As this Motor Trend article states, Tesla (NASDAQ:TSLA) ended Q2 with a 12% sales decline (4181 units sold in Q2 versus 4750 in Q1). As some have predicted the initial sales demand from the very wealthy and car enthusiasts may be wearing off. Also with the recent uptick in the sales of the Chevy (NYSE:GM) Volt and Nissan (OTCPK:NSANY) Leaf (Volt, through June, has 9855 units sold and the Leaf 9839 units), which are both outselling Tesla, Tesla is having more pressure from the competition. With the recent price reductions of the Volt according to this article, a buyer can potentially get the Volt in California for under 30 thousand dollars. So time will tell how low the sales of the Model S will go and if those sales will continue to have a high margin through the internet sales model.

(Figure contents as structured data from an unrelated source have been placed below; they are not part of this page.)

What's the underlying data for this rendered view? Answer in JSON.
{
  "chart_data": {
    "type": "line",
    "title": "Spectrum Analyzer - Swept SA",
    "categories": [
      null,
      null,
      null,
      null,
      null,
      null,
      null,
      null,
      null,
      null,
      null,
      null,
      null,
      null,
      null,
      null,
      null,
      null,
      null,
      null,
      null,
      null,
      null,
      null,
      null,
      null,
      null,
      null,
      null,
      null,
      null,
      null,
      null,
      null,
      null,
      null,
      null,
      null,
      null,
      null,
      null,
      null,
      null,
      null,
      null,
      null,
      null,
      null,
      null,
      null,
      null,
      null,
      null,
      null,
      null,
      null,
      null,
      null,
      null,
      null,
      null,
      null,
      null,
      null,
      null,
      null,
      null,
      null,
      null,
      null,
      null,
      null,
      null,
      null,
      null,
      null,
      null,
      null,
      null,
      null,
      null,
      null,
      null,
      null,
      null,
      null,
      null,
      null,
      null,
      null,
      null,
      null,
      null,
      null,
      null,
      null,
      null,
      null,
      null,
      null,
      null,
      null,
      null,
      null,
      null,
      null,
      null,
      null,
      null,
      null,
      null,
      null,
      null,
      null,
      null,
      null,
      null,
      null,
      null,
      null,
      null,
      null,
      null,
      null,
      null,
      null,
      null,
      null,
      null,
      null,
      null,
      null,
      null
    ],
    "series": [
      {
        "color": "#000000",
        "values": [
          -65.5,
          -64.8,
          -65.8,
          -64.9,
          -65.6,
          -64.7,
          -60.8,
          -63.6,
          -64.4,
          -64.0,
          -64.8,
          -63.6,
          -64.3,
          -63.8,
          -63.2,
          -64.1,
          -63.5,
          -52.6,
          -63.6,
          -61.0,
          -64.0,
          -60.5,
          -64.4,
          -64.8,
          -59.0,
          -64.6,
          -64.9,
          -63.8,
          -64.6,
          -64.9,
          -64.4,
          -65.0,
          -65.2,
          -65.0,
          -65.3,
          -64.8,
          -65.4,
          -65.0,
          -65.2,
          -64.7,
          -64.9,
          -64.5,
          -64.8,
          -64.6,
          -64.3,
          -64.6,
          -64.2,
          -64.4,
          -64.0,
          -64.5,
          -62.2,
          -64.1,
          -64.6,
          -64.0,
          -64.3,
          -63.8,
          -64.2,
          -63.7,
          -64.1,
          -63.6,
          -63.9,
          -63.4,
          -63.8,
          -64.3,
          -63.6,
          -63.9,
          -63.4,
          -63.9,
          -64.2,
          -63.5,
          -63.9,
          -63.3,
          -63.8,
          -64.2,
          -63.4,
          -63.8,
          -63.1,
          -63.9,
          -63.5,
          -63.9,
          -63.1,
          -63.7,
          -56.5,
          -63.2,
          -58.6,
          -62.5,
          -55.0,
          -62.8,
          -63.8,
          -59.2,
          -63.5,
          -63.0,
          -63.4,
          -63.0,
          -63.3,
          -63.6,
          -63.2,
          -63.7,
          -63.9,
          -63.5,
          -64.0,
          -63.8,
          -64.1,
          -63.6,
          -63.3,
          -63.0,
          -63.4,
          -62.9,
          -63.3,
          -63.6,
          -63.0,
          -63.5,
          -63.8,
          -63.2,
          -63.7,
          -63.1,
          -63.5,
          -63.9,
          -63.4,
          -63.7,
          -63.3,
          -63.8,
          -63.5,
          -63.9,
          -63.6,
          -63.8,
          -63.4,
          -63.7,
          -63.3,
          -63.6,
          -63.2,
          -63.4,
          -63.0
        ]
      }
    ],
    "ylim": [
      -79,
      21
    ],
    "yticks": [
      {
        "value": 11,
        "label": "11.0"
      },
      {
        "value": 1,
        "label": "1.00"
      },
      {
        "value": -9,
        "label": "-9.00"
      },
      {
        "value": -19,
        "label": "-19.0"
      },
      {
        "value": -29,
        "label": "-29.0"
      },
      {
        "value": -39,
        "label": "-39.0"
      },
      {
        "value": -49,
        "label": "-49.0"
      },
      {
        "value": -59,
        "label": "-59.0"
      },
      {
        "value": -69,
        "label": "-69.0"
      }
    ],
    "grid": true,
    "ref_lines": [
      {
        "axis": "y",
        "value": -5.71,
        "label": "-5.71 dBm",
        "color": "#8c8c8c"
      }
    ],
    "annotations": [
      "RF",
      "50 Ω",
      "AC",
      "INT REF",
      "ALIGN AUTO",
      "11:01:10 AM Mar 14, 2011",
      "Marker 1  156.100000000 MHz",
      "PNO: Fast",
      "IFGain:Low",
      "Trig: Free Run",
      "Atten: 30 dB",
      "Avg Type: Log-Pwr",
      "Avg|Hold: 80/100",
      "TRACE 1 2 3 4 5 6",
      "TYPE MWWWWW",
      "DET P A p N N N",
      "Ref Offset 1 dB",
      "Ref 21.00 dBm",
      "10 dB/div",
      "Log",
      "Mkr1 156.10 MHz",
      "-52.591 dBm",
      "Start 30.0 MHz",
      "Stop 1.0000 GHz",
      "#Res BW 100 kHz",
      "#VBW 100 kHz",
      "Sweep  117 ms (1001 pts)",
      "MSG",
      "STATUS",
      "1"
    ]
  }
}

So what does this all mean for the valuation of Tesla? It means that the bears might be coming back, since according to Nasdaq, Tesla's short interest grew by almost 7% in June. It also means that Tesla has not been disclosing sales for a reason, they most likely knew the initial rush would end soon and that is a big reason they are pushing hard to get the "Gen III" out, that should be under 50 thousand dollars. They probably have a backlog that can keep outputting 20k units for another several quarters, but after that the Motor Trend article predicts a yearly output of 18k units of the Model S. If we take that into account at the current gross margin projections of 20% and about a 4% profit margin projection, that is an EPS of roughly 0.53 cents and if the market still decides to give it a "growth P/E" of 100, that is roughly a value of $53 per share currently.

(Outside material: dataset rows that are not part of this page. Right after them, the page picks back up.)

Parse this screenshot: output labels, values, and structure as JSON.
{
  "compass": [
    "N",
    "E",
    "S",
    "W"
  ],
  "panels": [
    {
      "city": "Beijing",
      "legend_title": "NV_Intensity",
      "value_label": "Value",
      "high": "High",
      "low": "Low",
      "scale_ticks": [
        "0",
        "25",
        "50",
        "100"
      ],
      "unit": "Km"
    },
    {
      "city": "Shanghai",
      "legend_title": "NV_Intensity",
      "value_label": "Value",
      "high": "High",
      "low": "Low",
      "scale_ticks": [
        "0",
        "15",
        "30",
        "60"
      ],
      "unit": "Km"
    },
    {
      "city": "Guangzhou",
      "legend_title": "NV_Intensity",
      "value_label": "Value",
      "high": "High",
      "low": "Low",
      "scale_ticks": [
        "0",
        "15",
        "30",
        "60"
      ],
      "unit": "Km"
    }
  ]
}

But since this is considered to be a cult and growth stock that people love, they will most likely start to price in future "possible" sales of the Model X and Gen III, which we can also dissect. Taking into account that Chevy and Nissan are selling roughly 20k units each of their pure electric cars and mix in other electric cars, there might currently be a 50-75k unit market in the world for this pure electric car in the 30-50 thousand USD price range. So now we will assume (favorably) around 18k units of the Tesla S (which in all reality will probably decline much further over the years) and a range for the Model X and Gen III over the next 4 years. We arrive at the following price valuation:
*first rows are projected units sold and price average per car sold in parenthesis
There are several very bullish assumptions in this valuation:
1. Tesla reaches and continues to maintain an industry leading 4% Net Margin
2. The Model S does not continue to have sales decline of 12% every quarter
3. The United States does not ban the internet auto sales model introduced by Tesla, which would dig deeply into the Net Margins
4. The GEN III comes out in 2015, with a price tag of 40-50k and is able to compete with the Volt and Leaf, which are already in the 30-40k USD range
5. The GEN III has immense success and can get up to a an extraordinary 35k units shipped a year by 2017
6. Tesla is able to not print more than 10 Million additional shares a year to fight legal battles, increase R&D to put out the GEN III and other models and advertising spend
7. Not looking at any of the future potential competition, such as: new luxury hybrids, new less expensive pure electric cars, new alternative technology like hydrogen and natural gas, prices of lithium batteries, foreign copy cats... the list goes on
Taking these favorable assumptions into account, the projected EPS are shown above. The reason why I have lowered the P/E ratio from a range of 10-30 versus the current nonexistent P/E for Tesla (because they currently have a negative EPS), because Ford (NYSE:F) has an EPS of 1.48 and a P/E of 11. This is a reasonable and fair valuation when the revenue growth decreases to 10% at the end of 2017 in the proposed model. With such a growth, Tesla will no longer be a startup and "growth stock" and will be considered to be an established automotive company that will be tagged with a realistic P/E.
To conclude, although the shipments are still impressive for a small auto company and we will see how they do with their 21k units predicted as well as trying to reach a 20% gross margin, the sales decline should not be taken lightly. The Model X will most likely have a good fan base and at a lower price tag might get up to 20k units a year as well, but until the GEN III comes out, no one will know the real value of the Tesla stock. So the price might bounce around for a couple years, but eventually the roller coaster ride will be over and Tesla will most likely be tagged with an "automotive" stock price per earnings just like every one of their competitors.